Existential dilemma in the coffee cup on the left bank

On the eve of World War II in Montmartre, Paris, the ghost of existentialism shook in the green ripples of absinthe. The dual identity of a young female painter and novelist makes her a arena of art and commerce, soul and flesh. The director sketched her life with impressionist brushwork: in the cafe where lilacs were in full bloom, the left hand held the check handed by the gold owner, and the right hand sketched the nude sketch on the napkin; In the lover’s attic bed, the other person’s body temperature is transformed into erotic paragraphs in the novel, but at the climax, he stares at the unfinished abstract painting on the wall.

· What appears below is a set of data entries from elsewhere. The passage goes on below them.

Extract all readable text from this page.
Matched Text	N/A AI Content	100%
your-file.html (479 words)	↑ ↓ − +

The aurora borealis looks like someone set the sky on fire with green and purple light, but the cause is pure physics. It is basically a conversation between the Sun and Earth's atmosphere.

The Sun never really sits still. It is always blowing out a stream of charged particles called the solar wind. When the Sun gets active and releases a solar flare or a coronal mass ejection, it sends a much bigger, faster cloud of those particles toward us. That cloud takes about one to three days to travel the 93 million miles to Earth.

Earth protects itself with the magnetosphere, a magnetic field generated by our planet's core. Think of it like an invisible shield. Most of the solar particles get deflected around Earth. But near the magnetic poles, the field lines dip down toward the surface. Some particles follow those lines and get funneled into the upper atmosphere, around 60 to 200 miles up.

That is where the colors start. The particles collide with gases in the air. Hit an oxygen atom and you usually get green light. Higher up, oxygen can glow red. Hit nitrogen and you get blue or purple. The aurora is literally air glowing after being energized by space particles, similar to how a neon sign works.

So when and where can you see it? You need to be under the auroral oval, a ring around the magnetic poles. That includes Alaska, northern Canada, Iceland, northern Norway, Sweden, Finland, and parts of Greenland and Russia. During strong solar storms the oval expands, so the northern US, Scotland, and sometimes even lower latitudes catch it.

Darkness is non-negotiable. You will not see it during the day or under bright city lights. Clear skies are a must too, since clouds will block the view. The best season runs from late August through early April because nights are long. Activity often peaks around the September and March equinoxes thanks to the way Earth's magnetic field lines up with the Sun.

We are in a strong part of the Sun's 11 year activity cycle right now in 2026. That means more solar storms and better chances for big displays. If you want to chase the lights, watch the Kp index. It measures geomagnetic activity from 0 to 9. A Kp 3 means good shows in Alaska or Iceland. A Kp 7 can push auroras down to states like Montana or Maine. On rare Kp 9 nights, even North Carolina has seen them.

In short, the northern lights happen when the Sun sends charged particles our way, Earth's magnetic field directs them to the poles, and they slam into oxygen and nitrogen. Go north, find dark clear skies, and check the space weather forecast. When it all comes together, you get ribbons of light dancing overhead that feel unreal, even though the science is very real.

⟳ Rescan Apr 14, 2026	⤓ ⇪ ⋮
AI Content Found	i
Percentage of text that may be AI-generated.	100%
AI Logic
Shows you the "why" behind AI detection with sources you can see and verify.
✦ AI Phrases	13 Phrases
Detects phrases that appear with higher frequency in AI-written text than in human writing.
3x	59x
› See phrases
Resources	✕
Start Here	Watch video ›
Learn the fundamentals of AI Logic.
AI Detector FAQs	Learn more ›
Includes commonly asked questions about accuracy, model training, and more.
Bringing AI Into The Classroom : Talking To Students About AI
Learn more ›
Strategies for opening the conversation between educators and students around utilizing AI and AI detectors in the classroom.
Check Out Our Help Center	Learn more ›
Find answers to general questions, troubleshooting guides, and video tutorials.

Those symbolic scenes constitute the survival fable of the female creator: the publisher asked her to change the “philosophical speculation” in the novel into “forbidden love between maid and master”, just like the castration of art by capital; The gold owner exchanged Modigliani’s paintings for her company, which is a metaphor for the possession of beauty by power. The sharpest thing is her monologue in the salon: “When I sell my body for survival, at least my brush still belongs to me”-this sentence pierced the hearts of all idealists who compromised in reality.

At the end of the film, she torched her finished Pulp Fiction, revealing unfinished war paintings in the ashes. This ritual action is not only a betrayal of the market, but also a real sacrifice to art. In the shadow of the German army’s coming to Paris, she carried the picture box to an unknown distance-the figure swaying in the twilight is the epitome of every soul struggling between compromise and persistence.